Разгадка простая: Пимен Карпов вовсе не «крестьянин-хлебороб», а всего на всего «klieborobe, une espХce de moujik russe». Есть такая группа людей, навсегда загубленных русской литературой, это ее «жертвы вечерние». Недавно прошумел некий Михаил Сивачев: теперь очередь за Пименом Карповым. Это-выходцы из народных низов, наделенные жаждой литературной работы, но обделенные талантом. Иногда это графоманы, иногда добросовестные труженики с кое-каким, очень маленьким, дарованием. Они пишут стихи, драмы, рассказы, статьи, трактаты-и нигде не могут их напечатать. Подлинные таланты из народных масс всегда пробивают себе дорогу в литературе, а эти полу-даровитые, полу-бездарные труженики терпят крушение за крушением и безмерно озлобляются на всех и вся. Стоит вспомнить забытые теперь «Записки литературного Макара» Михаила Сивачева: сколько ушатов грязи вылил он на ненавистную ему «интеллигенцию», которая не умела его оценить! И Пимен Карпов тоже начал свою деятельность с книжки «Говор зорь», в которой следовал по тропинке, проторенной «Вехами», и ставил крест над всей «интеллигенцией». Интересно, что все эти Сивачевы и Карповы, сознательно или бессознательно, — все сторонники «махаевщины», социального учения тоже полузабытого теперь, но о котором, вероятно, еще вспомнят не один раз в будущем.
Пимен Карпов принадлежит скорее к «полу-даровитым», чем к «полу-бездарным» из этой группы людей. Но на несчастье свое он отравился литературным «модернизмом», стал эпигоном нашего декадентства и символизма («за гривенник вместо рубля»!), в то самое время, когда «вершины» этого декадентства уже совсем опустели. Попасть туда — заветная мечта Пимена Карпова, это ясно из всего его романа. Помните у Гете «голос из расщелины» по пути на Брокен? Это вся история Пимена Карпова:
Не «dreihundert», а, может быть, всего «drei Jahr» стремится Пимен Карпов попасть на модернистские «вершины», — но безуспешно. В «Пламени» он упорно подражает давно уже преодоленным приемам ремизовского «Пруда» и следовавшего за ним Андрея Белого («Серебряный Голубь»). Но как подражает! Бесвкусно, невыносимо. Ремизовское построение фразы, реминисценции из Андрея Белого-и вдруг рядом такая ходячая пошлость: «за колоннами рыдала, с нежными арфами и скрипками переплетаясь, томная виолончель; серебряная луна плыла в жемчужных тучах, голубой пел ветер»… И очень доволен собой: эк красиво сказал!..
А между тем, у Пимена Карпова могло бы быть и свое, подлинное, народное.
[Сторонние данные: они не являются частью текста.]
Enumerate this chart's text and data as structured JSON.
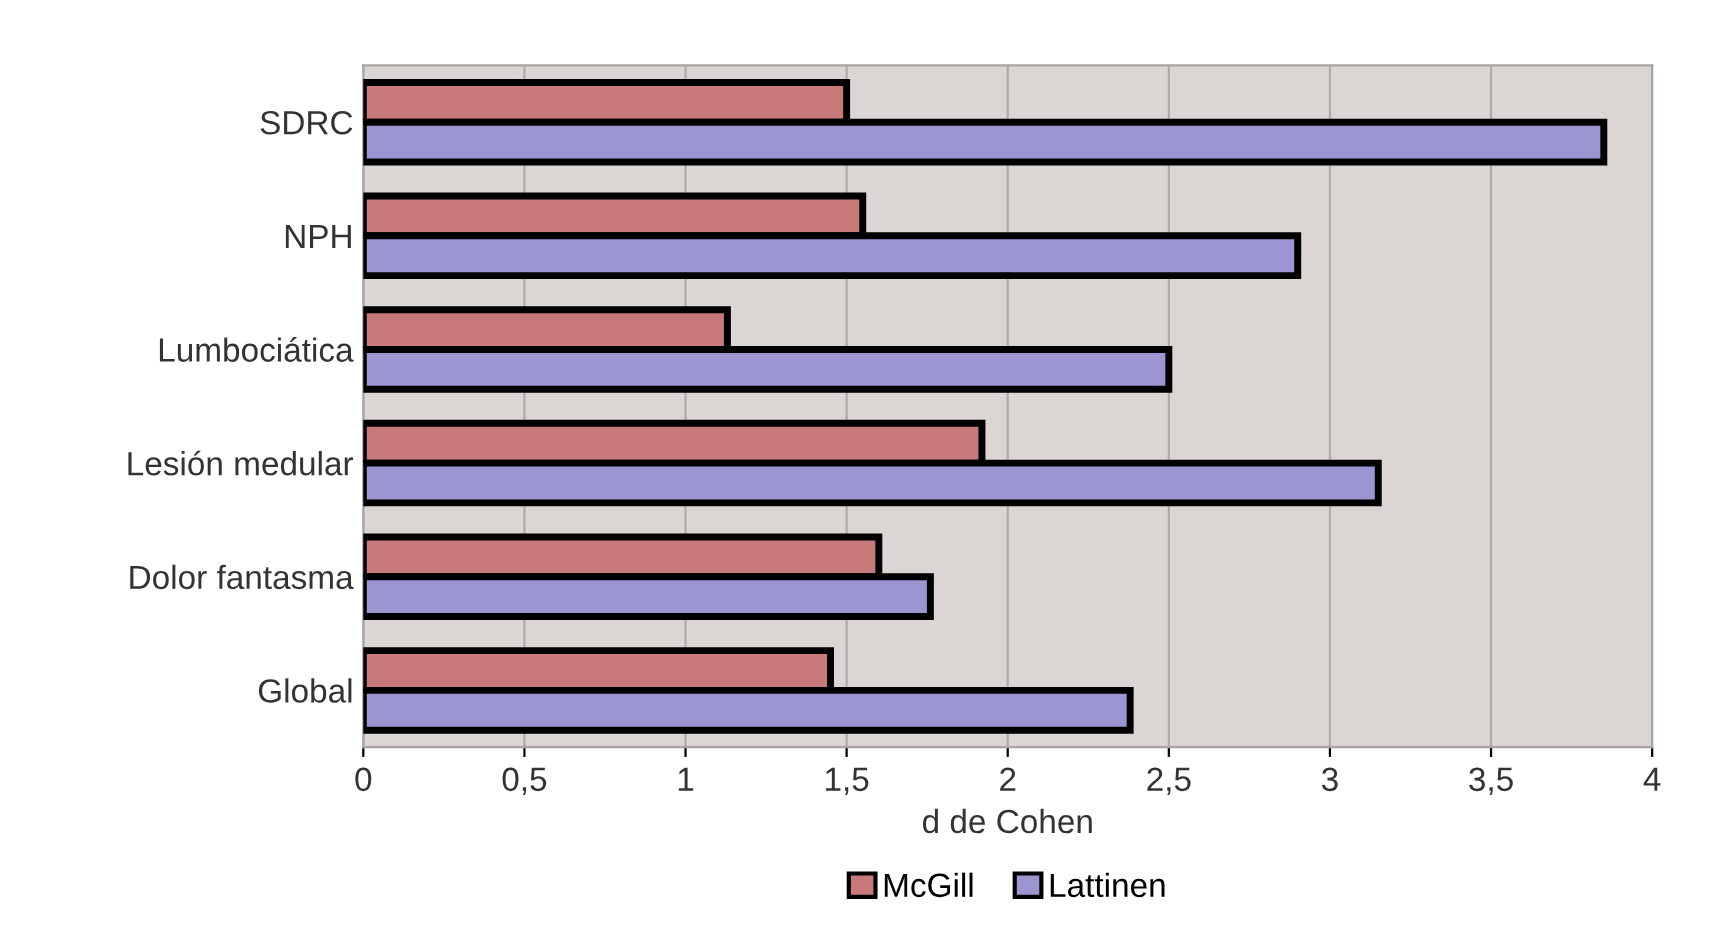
{
  "chart_data": {
    "type": "bar",
    "orientation": "horizontal",
    "xlabel": "d de Cohen",
    "categories": [
      "SDRC",
      "NPH",
      "Lumbociática",
      "Lesión medular",
      "Dolor fantasma",
      "Global"
    ],
    "series": [
      {
        "name": "McGill",
        "color": "#c87a7a",
        "values": [
          1.5,
          1.55,
          1.13,
          1.92,
          1.6,
          1.45
        ]
      },
      {
        "name": "Lattinen",
        "color": "#9b96d2",
        "values": [
          3.85,
          2.9,
          2.5,
          3.15,
          1.76,
          2.38
        ]
      }
    ],
    "xlim": [
      0,
      4
    ],
    "xticks": [
      0,
      {
        "value": 0.5,
        "label": "0,5"
      },
      1,
      {
        "value": 1.5,
        "label": "1,5"
      },
      2,
      {
        "value": 2.5,
        "label": "2,5"
      },
      3,
      {
        "value": 3.5,
        "label": "3,5"
      },
      4
    ],
    "grid": "x",
    "legend": "bottom"
  }
}
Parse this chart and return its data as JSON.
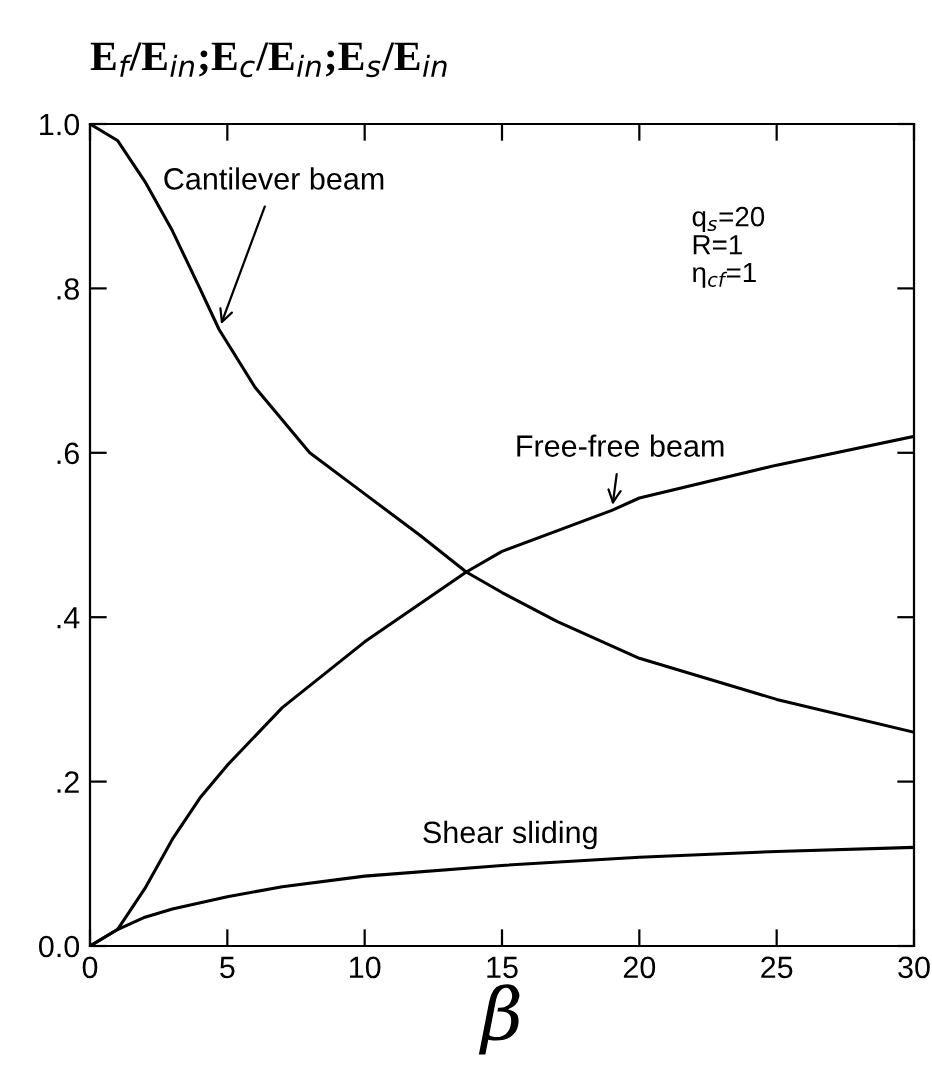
{
  "chart_data": {
    "type": "line",
    "title": "E$_{f}$/E$_{in}$;E$_{c}$/E$_{in}$;E$_{s}$/E$_{in}$",
    "xlabel": "β",
    "xlim": [
      0,
      30
    ],
    "xticks": [
      0,
      5,
      10,
      15,
      20,
      25,
      30
    ],
    "ylim": [
      0,
      1.0
    ],
    "yticks": [
      {
        "value": 0,
        "label": "0.0"
      },
      {
        "value": 0.2,
        "label": ".2"
      },
      {
        "value": 0.4,
        "label": ".4"
      },
      {
        "value": 0.6,
        "label": ".6"
      },
      {
        "value": 0.8,
        "label": ".8"
      },
      {
        "value": 1.0,
        "label": "1.0"
      }
    ],
    "grid": false,
    "legend": false,
    "marker": "none",
    "line_style": "solid",
    "series": [
      {
        "color": "#000000",
        "x": [
          0,
          1,
          2,
          3,
          4,
          4.7,
          6,
          8,
          10,
          12,
          13.7,
          15,
          17,
          20,
          25,
          30
        ],
        "values": [
          1.0,
          0.98,
          0.93,
          0.87,
          0.8,
          0.75,
          0.68,
          0.6,
          0.55,
          0.5,
          0.455,
          0.43,
          0.395,
          0.35,
          0.3,
          0.26
        ]
      },
      {
        "color": "#000000",
        "x": [
          0,
          1,
          2,
          3,
          4,
          5,
          7,
          10,
          13.7,
          15,
          19,
          20,
          25,
          30
        ],
        "values": [
          0,
          0.02,
          0.07,
          0.13,
          0.18,
          0.22,
          0.29,
          0.37,
          0.455,
          0.48,
          0.53,
          0.545,
          0.585,
          0.62
        ]
      },
      {
        "color": "#000000",
        "x": [
          0,
          1,
          2,
          3,
          5,
          7,
          10,
          15,
          20,
          25,
          30
        ],
        "values": [
          0,
          0.02,
          0.035,
          0.045,
          0.06,
          0.072,
          0.085,
          0.098,
          0.108,
          0.115,
          0.12
        ]
      }
    ],
    "annotations": [
      {
        "text": "Cantilever beam",
        "x": 4.7,
        "y": 0.75
      },
      {
        "text": "Free-free beam",
        "x": 19,
        "y": 0.53
      },
      {
        "text": "Shear sliding",
        "x": 14,
        "y": 0.097
      },
      "q$_{s}$=20\nR=1\nη$_{cf}$=1"
    ]
  }
}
Есть у него меткие слова, не подслушанные, не придуманные, а из глуби народной идущие, есть и переживания подлинные, не придуманные, а в глубине народной живущие. Но все это тонет в хляби дешевого декадентства, которое губит весь роман, губит автора, делает его одной из многочисленных «жертв вечерних» русской литературы. Через год-другой никто не будет помнить о «Пламени», как никто не помнит теперь о «Записках» Михаила Сивачева. Если бы они были подлинными «хлеборобами» по духу своему-как, например, Н. Клюев, — этого бы не случилось. А «klieborobe, une espХce de moujik russe», — этому цена совсем, совсем другая…
1913.
VIII. СТИХИ О ПЛЕНЕ, О НЕНАВИСТИ И О ДЕРЗНОВЕНИИ
К. Эрберг-автор книги «Цель творчества», в ней изложено цельное мировоззрение человека, не приемлющего мир и жизнь в их данности и борющегося не только с темным ликом их, а с самим миром, с самой жизнью в их сущности. Мировоззрение это-наиболее чуждое, наиболее враждебное мне из всех возможных; но именно потому и интересно выслушать врага, — особенно когда он эти свои мысли пытается передать «магией стиха», «заражающей силой поэзии». Ибо нет большей убедительности, чем та, которая живет в художественном творчестве, ибо только в художественном творчестве «ненависть-любовь» человека проявляется в красках и образах.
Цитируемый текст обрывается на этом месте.